We weren’t going to ship more from Wausau to London, and we could only bring two industrial freezer bags on the plane, so we halted production.
Sara wrote that “drying up” was painful.
I thought back to the countless text exchanges where I struggled to come up with the right words. I genuinely felt for her. While breastfeeding her own two boys, she got mastitis, an infection caused by a clogged milk duct. With us, she first tried disposable absorbent pads to soak up leaking milk, but they ripped her breast tissue off, so she switched to reusable ones. And now, after the hard work was over, it hurt to stop.
She mentioned that cabbage leaves and peppermint oil can help. As an Intended Parent, I would have promptly googled best cabbage for breast pain and sent her some. It’s my love language. (Gifting, not cabbage.) But in the transition from IP to P, as a full-blown parent, I had to be careful not to prolong the
surrogacy dynamic.
The end of pumping served as a clean break, a demarcation between surrogate and ex-surrogate. As with any ex, I had to change my behavior accordingly. I had to treat Sara the way I treated every other girl who once had my sperm in her body: amicably unavailable. I never ghosted, that’s awful. I coasted. Minimal effort comms. I didn’t initiate conversation, and I often just double tapped her comments to add a heart instead of writing a proper reply.
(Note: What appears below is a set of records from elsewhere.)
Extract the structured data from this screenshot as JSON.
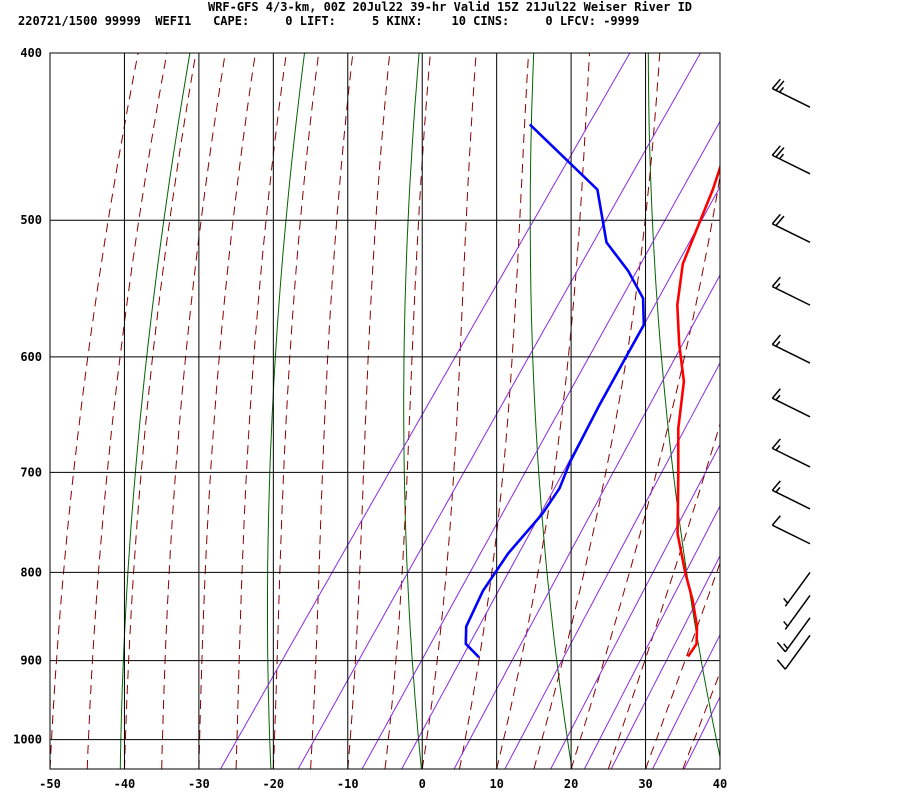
{
  "header": {
    "title": "WRF-GFS 4/3-km, 00Z 20Jul22 39-hr Valid 15Z 21Jul22 Weiser River ID",
    "indices": "220721/1500 99999  WEFI1   CAPE:     0 LIFT:     5 KINX:    10 CINS:     0 LFCV: -9999"
  },
  "colors": {
    "temperature": "#ff0000",
    "dewpoint": "#0000ff",
    "dry_adiabat": "#006400",
    "moist_adiabat": "#8b0000",
    "mixing_ratio": "#8a2be2",
    "grid": "#000000"
  },
  "chart_data": {
    "type": "line",
    "skew_t": true,
    "xlim": [
      -50,
      40
    ],
    "pressure_range": [
      1040,
      400
    ],
    "y_log_scale": true,
    "grid": true,
    "x_ticks": [
      "-50",
      "-40",
      "-30",
      "-20",
      "-10",
      "0",
      "10",
      "20",
      "30",
      "40"
    ],
    "y_ticks": [
      "400",
      "500",
      "600",
      "700",
      "800",
      "900",
      "1000"
    ],
    "series": [
      {
        "key": "temperature",
        "points": [
          [
            895,
            25.5
          ],
          [
            880,
            25.5
          ],
          [
            860,
            24
          ],
          [
            830,
            21
          ],
          [
            800,
            17.5
          ],
          [
            760,
            13
          ],
          [
            700,
            7.5
          ],
          [
            660,
            3.5
          ],
          [
            620,
            0
          ],
          [
            590,
            -4
          ],
          [
            560,
            -7.8
          ],
          [
            530,
            -10.8
          ],
          [
            480,
            -13.5
          ],
          [
            440,
            -16.5
          ]
        ]
      },
      {
        "key": "dewpoint",
        "points": [
          [
            896,
            -2.5
          ],
          [
            880,
            -5.5
          ],
          [
            860,
            -7
          ],
          [
            820,
            -8
          ],
          [
            780,
            -8
          ],
          [
            740,
            -7
          ],
          [
            715,
            -7
          ],
          [
            690,
            -8
          ],
          [
            640,
            -9.2
          ],
          [
            575,
            -10.5
          ],
          [
            555,
            -13
          ],
          [
            535,
            -17.5
          ],
          [
            515,
            -23
          ],
          [
            480,
            -29
          ],
          [
            440,
            -44
          ]
        ]
      }
    ],
    "wind_barbs": [
      {
        "p": 430,
        "speed": 25
      },
      {
        "p": 470,
        "speed": 25
      },
      {
        "p": 515,
        "speed": 20
      },
      {
        "p": 560,
        "speed": 15
      },
      {
        "p": 605,
        "speed": 15
      },
      {
        "p": 650,
        "speed": 15
      },
      {
        "p": 695,
        "speed": 15
      },
      {
        "p": 735,
        "speed": 15
      },
      {
        "p": 770,
        "speed": 10
      },
      {
        "p": 800,
        "speed": 5
      },
      {
        "p": 825,
        "speed": 5
      },
      {
        "p": 850,
        "speed": 15
      },
      {
        "p": 870,
        "speed": 10
      }
    ]
  }
}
To Sara’s credit, we never had reason to fear she’d require a restraining order. Quite the opposite. She stopped texting on her own, and her replies to my Instagram stories were as generic as anyone else’s:
“So cute.”
“I can’t believe how fast she’s growing.”
Years from now, her comments might morph into, “Has Leila asked about me?” or, “Can we FaceTime?”
At which point I’ll consult with Paolo.
And Leila, too.
We’ll balance Leila’s wishes with our own. She may have no interest in learning about Sara, or she might beg us to meet the woman who brought her into this world. Just like how, one day, we’ll sit Leila down to explain the birds and the bees, one day we’ll explain the words and the fees: donor, carrier, and the fact that money changed hands to have her as our daughter. I’m preparing for questions like, “You paid for me? Was I expensive?” with answers that don’t sound like, “You sure were, so finish your broccoli.” No, my real answer will be a sweeter version of what I’d tell someone who questions whether gays should be allowed to do surrogacy: we wanted a kid so badly that we researched the best way to do it and found two amazing women to make it happen.